At the heart of this debate is a broader, more philosophical question: What role should the US play on the global stage? Also (important in a presidential election season): How involved in the wider world do Americans themselves really want to be?

Among Republicans it is axiomatic that the international community has lost respect for America because the country no longer swaggers on the world stage.

Few GOP candidates have anything good to say about George W. Bush, yet it is clear they all miss his ‘because-I-said-so’ attitude toward foreign policy. Listen to any Republican candidate and the message is basically the same: Obama’s deliberative style has led to a loss of respect for America. Other countries no longer fear the US and, as a result, America no longer automatically gets its way.

Leave aside for a moment whether this was ever really an accurate description of how America functioned in the world, as an ideology it is surprisingly reactive.

The news last week that Russia had begun to bomb targets in Syria was treated in US political circles as a crisis.

Nor is the view that Washington needs to do more confined to Republicans. Last year, Hillary Clinton criticised her former boss, telling an interviewer: “Great nations need organising principles, and ‘Don’t do stupid stuff’ is not an organising principle.”

Since leaving office three years ago Hillary has quietly but firmly put out the word that she advocated for a more activist US approach to Syria.

When asked at a recent news conference to comment on Hillary’s more recent criticism of his Syria policy, in particular his reluctance to impose a no-fly zone over that country, Obama said: “Hillary Clinton is not half-baked in her approach to these problems ... But I also think that there’s a difference between running for president and being president and the decisions that are being made and the discussions that I’m having with the Joint Chiefs have become much more specific and require, I think, a different kind of judgement.”

Which brings us back to the original question: How does one avoid the temptations of both action for its own sake and of using thoughtfulness and care as excuses for doing nothing? The burden of being a global power is that it requires a country to have a policy on literally everything.

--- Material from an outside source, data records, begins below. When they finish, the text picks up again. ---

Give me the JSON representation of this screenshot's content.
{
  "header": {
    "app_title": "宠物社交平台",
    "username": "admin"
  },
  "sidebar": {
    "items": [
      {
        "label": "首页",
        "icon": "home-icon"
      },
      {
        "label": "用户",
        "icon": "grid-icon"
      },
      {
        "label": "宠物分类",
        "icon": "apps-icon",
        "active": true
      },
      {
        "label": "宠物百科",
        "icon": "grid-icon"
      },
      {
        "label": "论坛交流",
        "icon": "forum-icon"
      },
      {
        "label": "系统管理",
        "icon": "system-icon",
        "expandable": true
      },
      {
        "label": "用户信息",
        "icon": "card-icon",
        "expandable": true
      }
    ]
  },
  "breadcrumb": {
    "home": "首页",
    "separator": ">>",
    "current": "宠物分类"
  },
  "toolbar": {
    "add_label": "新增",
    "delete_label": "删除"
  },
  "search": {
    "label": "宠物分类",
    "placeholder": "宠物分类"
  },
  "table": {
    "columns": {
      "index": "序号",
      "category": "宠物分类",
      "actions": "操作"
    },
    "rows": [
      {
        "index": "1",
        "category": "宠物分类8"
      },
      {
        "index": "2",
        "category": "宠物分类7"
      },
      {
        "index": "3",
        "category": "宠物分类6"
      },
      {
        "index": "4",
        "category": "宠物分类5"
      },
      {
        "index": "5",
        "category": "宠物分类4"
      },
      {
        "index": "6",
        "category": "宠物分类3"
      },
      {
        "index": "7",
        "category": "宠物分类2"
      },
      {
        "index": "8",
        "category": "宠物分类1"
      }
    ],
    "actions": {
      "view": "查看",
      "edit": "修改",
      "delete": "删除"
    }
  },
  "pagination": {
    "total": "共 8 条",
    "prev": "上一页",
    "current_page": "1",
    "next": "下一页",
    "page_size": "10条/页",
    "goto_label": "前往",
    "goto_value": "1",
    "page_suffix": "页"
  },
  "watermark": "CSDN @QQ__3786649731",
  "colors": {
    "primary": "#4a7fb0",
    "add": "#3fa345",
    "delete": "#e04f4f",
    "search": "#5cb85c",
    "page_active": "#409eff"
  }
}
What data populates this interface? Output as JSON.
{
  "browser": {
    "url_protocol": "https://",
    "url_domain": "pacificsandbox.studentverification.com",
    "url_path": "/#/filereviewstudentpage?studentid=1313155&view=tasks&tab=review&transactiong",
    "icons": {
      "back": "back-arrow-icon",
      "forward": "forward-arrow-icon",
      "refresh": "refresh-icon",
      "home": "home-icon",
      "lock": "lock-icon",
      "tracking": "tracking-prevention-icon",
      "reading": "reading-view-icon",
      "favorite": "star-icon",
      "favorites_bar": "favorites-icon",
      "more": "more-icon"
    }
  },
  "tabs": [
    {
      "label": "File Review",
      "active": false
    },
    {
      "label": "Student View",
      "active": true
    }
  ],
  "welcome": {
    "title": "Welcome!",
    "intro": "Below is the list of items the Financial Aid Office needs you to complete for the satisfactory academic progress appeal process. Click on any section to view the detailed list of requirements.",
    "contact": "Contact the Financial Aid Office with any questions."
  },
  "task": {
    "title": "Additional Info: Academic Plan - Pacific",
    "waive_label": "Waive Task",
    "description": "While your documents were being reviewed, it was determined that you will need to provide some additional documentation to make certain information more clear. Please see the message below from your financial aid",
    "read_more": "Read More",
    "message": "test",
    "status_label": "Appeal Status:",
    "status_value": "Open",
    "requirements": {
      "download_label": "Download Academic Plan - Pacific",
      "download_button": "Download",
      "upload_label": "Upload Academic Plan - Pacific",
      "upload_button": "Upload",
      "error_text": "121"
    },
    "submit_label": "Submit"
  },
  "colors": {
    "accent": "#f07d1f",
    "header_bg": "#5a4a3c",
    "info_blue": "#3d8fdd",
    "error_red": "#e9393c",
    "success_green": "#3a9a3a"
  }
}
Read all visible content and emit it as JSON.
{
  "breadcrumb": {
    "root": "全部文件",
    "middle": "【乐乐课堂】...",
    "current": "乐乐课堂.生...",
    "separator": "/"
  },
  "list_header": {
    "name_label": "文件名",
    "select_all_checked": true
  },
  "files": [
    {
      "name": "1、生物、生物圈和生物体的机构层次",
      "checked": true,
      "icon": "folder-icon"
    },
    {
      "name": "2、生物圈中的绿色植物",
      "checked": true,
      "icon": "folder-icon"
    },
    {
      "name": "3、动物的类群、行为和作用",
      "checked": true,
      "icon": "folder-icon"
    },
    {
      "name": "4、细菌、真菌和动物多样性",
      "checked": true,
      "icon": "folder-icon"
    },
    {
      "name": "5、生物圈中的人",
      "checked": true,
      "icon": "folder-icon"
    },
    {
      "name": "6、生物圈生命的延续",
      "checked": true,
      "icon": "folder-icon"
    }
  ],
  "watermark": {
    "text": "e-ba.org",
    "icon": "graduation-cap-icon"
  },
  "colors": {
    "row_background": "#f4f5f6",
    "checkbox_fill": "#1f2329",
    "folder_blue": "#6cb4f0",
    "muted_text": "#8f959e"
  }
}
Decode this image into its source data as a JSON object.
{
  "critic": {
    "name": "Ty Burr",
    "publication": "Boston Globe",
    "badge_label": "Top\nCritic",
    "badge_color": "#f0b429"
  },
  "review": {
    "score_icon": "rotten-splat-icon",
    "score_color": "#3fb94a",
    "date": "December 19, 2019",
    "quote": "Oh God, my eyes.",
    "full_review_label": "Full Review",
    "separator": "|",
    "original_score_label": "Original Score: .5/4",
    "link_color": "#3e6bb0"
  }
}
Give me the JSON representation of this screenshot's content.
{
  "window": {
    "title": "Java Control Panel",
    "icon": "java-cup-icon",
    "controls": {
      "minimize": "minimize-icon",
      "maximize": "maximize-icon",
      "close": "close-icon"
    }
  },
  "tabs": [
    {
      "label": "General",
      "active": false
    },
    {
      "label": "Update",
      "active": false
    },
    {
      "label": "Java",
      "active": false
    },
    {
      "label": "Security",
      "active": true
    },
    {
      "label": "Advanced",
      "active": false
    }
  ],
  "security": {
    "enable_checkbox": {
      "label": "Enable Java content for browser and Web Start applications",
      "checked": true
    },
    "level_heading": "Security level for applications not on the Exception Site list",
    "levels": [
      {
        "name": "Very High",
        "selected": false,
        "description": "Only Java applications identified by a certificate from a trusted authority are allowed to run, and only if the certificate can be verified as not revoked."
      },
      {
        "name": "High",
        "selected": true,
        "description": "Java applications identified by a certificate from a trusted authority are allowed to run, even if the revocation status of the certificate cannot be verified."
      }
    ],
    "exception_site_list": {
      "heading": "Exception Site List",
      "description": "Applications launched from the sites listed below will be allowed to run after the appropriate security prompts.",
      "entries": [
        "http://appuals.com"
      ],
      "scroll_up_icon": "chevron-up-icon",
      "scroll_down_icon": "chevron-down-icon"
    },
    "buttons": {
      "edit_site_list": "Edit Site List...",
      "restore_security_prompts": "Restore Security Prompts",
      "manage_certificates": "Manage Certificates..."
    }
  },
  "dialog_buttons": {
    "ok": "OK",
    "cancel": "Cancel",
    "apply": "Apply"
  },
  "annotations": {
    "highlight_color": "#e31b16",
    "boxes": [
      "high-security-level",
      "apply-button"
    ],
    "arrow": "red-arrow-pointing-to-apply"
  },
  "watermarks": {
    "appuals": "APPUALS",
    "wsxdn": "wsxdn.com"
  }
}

Obama won the presidency in part because the country was tired of a president for whom swagger often seemed to be a policy all by itself. People liked the idea of a more cautious figure in the White House, with a more deliberative approach to global affairs.

Neither Obama nor anyone else is going to get that balance right all the time, but frustration with the results doesn’t change the fact that America does better with a foreign policy built on persuasion. The careful approach will always have much to recommend it.

Gordon Robison, a longtime Middle East journalist and US political analyst, teaches Political Science at the University of Vermont.